La posibilidad de una prueba de contraste

También aquí mi respuesta es afirmativa.

La propia Instrucción contempla expresamente el supuesto de incapacidad de salivación y, lejos de configurar esa situación como una negativa automática a someterse a las pruebas, ordena a los agentes documentar las circunstancias concurrentes, cumplimentar el acta de signos y ofrecer al conductor la posibilidad de hacer uso de su derecho a una prueba de contraste.

Ese dato es especialmente relevante. La Instrucción no solo reconoce operativamente la existencia de esa posibilidad, sino que la inserta en un momento particularmente sensible de la actuación: aquel en el que la prueba salival no ha podido realizarse por imposibilidad material del conductor de aportar la muestra necesaria. En ese contexto, la respuesta prevista no es la construcción automática de una negativa, sino la apertura de un cauce alternativo de comprobación.

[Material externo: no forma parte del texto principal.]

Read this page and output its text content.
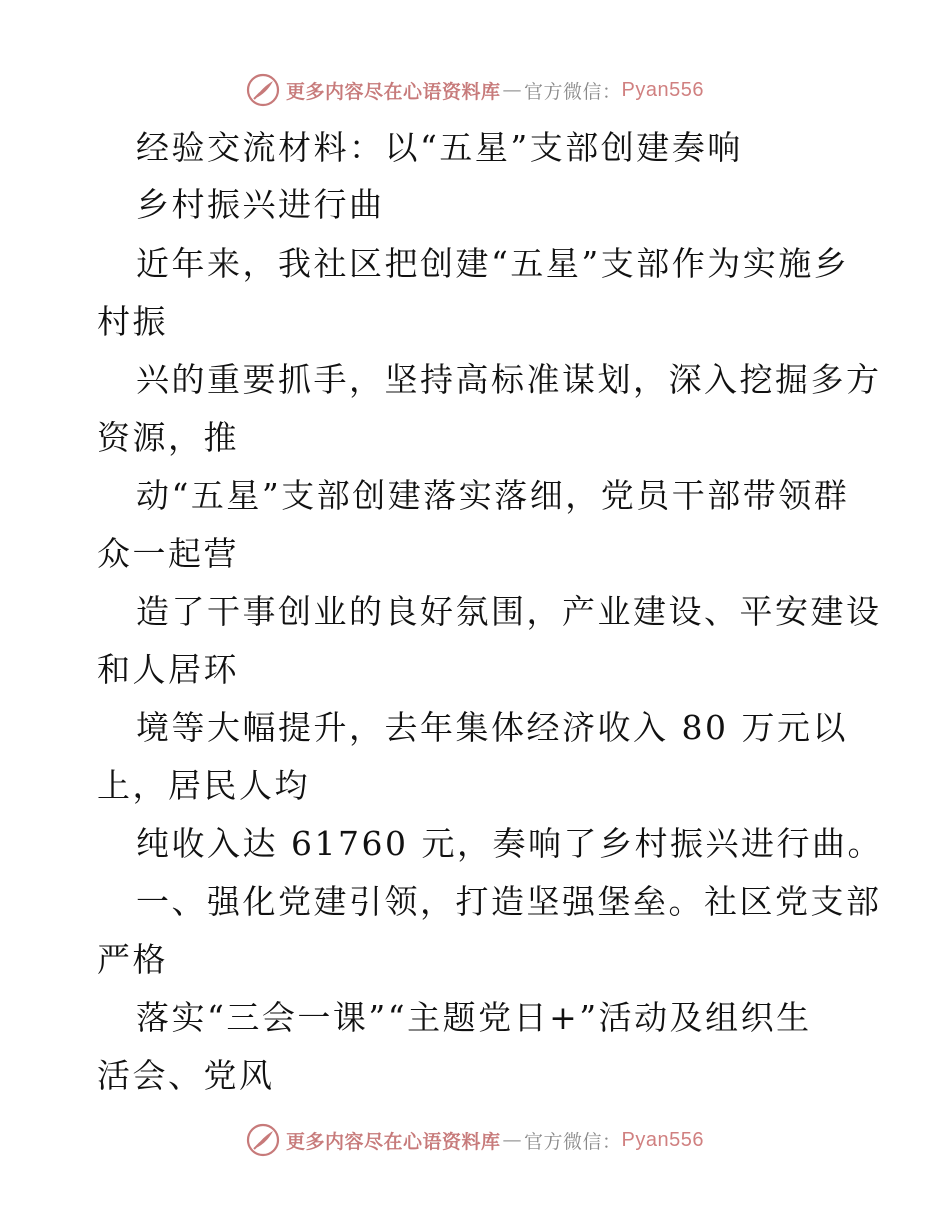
更多内容尽在心语资料库 — 官方微信： Pyan556
经验交流材料：以“五星”支部创建奏响
乡村振兴进行曲
近年来，我社区把创建“五星”支部作为实施乡
村振
兴的重要抓手，坚持高标准谋划，深入挖掘多方
资源，推
动“五星”支部创建落实落细，党员干部带领群
众一起营
造了干事创业的良好氛围，产业建设、平安建设
和人居环
境等大幅提升，去年集体经济收入 80 万元以
上，居民人均
纯收入达 61760 元，奏响了乡村振兴进行曲。
一、强化党建引领，打造坚强堡垒。社区党支部
严格
落实“三会一课”“主题党日+”活动及组织生
活会、党风
更多内容尽在心语资料库 — 官方微信： Pyan556
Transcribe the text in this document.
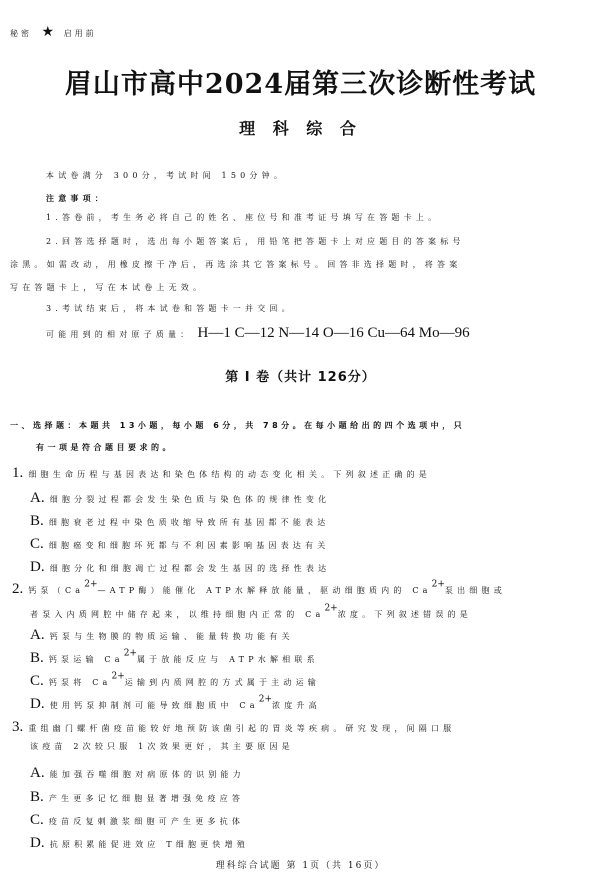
秘密 ★ 启用前
眉山市高中2024届第三次诊断性考试
理 科 综 合
本试卷满分 300分，考试时间 150分钟。
注意事项：
1.答卷前，考生务必将自己的姓名、座位号和准考证号填写在答题卡上。
2.回答选择题时，选出每小题答案后，用铅笔把答题卡上对应题目的答案标号
涂黑。如需改动，用橡皮擦干净后，再选涂其它答案标号。回答非选择题时，将答案
写在答题卡上，写在本试卷上无效。
3.考试结束后，将本试卷和答题卡一并交回。
可能用到的相对原子质量： H—1 C—12 N—14 O—16 Cu—64 Mo—96
第 Ⅰ 卷（共计 126分）
一、选择题：本题共 13小题，每小题 6分，共 78分。在每小题给出的四个选项中，只
有一项是符合题目要求的。
1. 细胞生命历程与基因表达和染色体结构的动态变化相关。下列叙述正确的是
A. 细胞分裂过程都会发生染色质与染色体的规律性变化
B. 细胞衰老过程中染色质收缩导致所有基因都不能表达
C. 细胞癌变和细胞坏死都与不利因素影响基因表达有关
D. 细胞分化和细胞凋亡过程都会发生基因的选择性表达
2. 钙泵（$Ca^{2+}—ATP$酶）能催化 ATP水解释放能量，驱动细胞质内的 $Ca^{2+}$泵出细胞或
者泵入内质网腔中储存起来，以维持细胞内正常的 $Ca^{2+}$浓度。下列叙述错误的是
A. 钙泵与生物膜的物质运输、能量转换功能有关
B. 钙泵运输 $Ca^{2+}$属于放能反应与 ATP水解相联系
C. 钙泵将 $Ca^{2+}$运输到内质网腔的方式属于主动运输
D. 使用钙泵抑制剂可能导致细胞质中 $Ca^{2+}$浓度升高
3. 重组幽门螺杆菌疫苗能较好地预防该菌引起的胃炎等疾病。研究发现，间隔口服
该疫苗 2次较只服 1次效果更好，其主要原因是
A. 能加强吞噬细胞对病原体的识别能力
B. 产生更多记忆细胞显著增强免疫应答
C. 疫苗反复刺激浆细胞可产生更多抗体
D. 抗原积累能促进效应 T细胞更快增殖
理科综合试题 第 1页（共 16页）
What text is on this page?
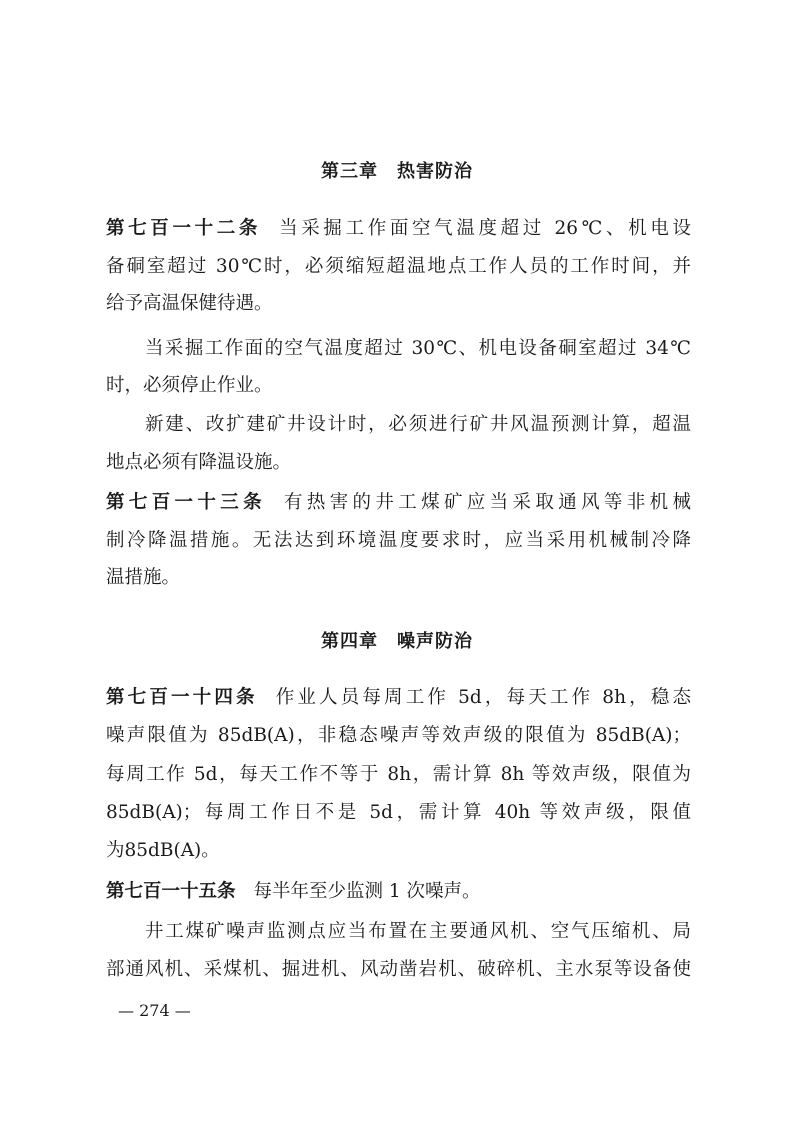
第三章　热害防治
第七百一十二条 当采掘工作面空气温度超过 26℃、机电设
备硐室超过 30℃时，必须缩短超温地点工作人员的工作时间，并
给予高温保健待遇。
当采掘工作面的空气温度超过 30℃、机电设备硐室超过 34℃
时，必须停止作业。
新建、改扩建矿井设计时，必须进行矿井风温预测计算，超温
地点必须有降温设施。
第七百一十三条 有热害的井工煤矿应当采取通风等非机械
制冷降温措施。无法达到环境温度要求时，应当采用机械制冷降
温措施。
第四章　噪声防治
第七百一十四条 作业人员每周工作 5d，每天工作 8h，稳态
噪声限值为 85dB(A)，非稳态噪声等效声级的限值为 85dB(A)；
每周工作 5d，每天工作不等于 8h，需计算 8h 等效声级，限值为
85dB(A)；每周工作日不是 5d，需计算 40h 等效声级，限值
为85dB(A)。
第七百一十五条 每半年至少监测 1 次噪声。
井工煤矿噪声监测点应当布置在主要通风机、空气压缩机、局
部通风机、采煤机、掘进机、风动凿岩机、破碎机、主水泵等设备使
— 274 —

Conviene, no obstante, formular aquí una precisión terminológica. La propia Instrucción utiliza la expresión “prueba de contraste” en un sentido que no parece enteramente homogéneo con el que esa categoría presenta en materia de alcoholemia. En el ámbito de las drogas, más que contraponer un resultado previo plenamente obtenido, lo que en ocasiones se articula es una vía alternativa de comprobación de la presencia de sustancias por un medio distinto del inicialmente previsto. Esa reserva conceptual no impide, sin embargo, apreciar lo esencial: la Instrucción reconoce que el conductor debe ser informado de la posibilidad de acudir a una comprobación alternativa y que esa comprobación deberá practicarse preferentemente en sangre.

También aquí el plano de las garantías vuelve a hacerse visible. Si la actuación policial se apoya en una sintomatología que puede adquirir relevancia decisiva para la remisión a la vía penal, y si la propia Instrucción contempla un cauce de comprobación alternativa cuando la prueba salival no puede llevarse a cabo, resulta coherente entender que el conductor dispone de un interés jurídicamente atendible en promover esa verificación cuando se discute la base misma de la imputación.

No se trata de transformar cualquier discrepancia del afectado en un derecho ilimitado a reproducir diligencias, sino de advertir que el propio sistema admite, en un punto particularmente sensible, la necesidad de abrir una vía de contraste. Y eso refuerza la idea de que, cuando la sintomatología y las incidencias de la prueba ocupan una posición central en la construcción del presunto delito, la respuesta jurídica no puede agotarse en la sola constatación unilateral de los agentes.

Nota final: la renuncia a la asistencia letrada en delitos contra la seguridad vial

Para cerrar, conviene recordar un error práctico relativamente frecuente: la renuncia a la asistencia letrada en actuaciones por delitos contra la seguridad vial.

El artículo 520.8 LECrim permite que el detenido o preso renuncie a la preceptiva asistencia de abogado cuando su detención lo sea por hechos susceptibles de ser tipificados exclusivamente como delitos contra la seguridad del tráfico, siempre que se le haya facilitado información clara y suficiente, en un lenguaje sencillo y comprensible, sobre el contenido de ese derecho y sobre las consecuencias de la renuncia.

Que la ley permita esa renuncia no significa, sin embargo, que sea una decisión prudente. Antes al contrario: cuando la imputación puede apoyarse en elementos tan discutibles como la sintomatología apreciada por los agentes, prescindir de asistencia letrada desde el primer momento suele debilitar de manera innecesaria la posición defensiva del investigado. Y ello precisamente en una fase en la que se deciden extremos tan relevantes como el acceso a las actuaciones esenciales, la posibilidad de cuestionar el contenido del acta de signos o la solicitud de una prueba de contraste.

La experiencia práctica demuestra, además, que muchas de las cuestiones verdaderamente decisivas en estos procedimientos no se juegan solo en el resultado analítico final, sino en cómo se documentó la observación inicial, en qué momento se cumplimentó el acta, en si se ofrecieron correctamente las vías de contraste y en cómo quedaron reflejadas las incidencias de la actuación. Renunciar a la asistencia letrada en ese contexto supone, con frecuencia, renunciar también a una defensa temprana sobre aspectos que luego resultan mucho más difíciles de reconstruir o discutir con eficacia.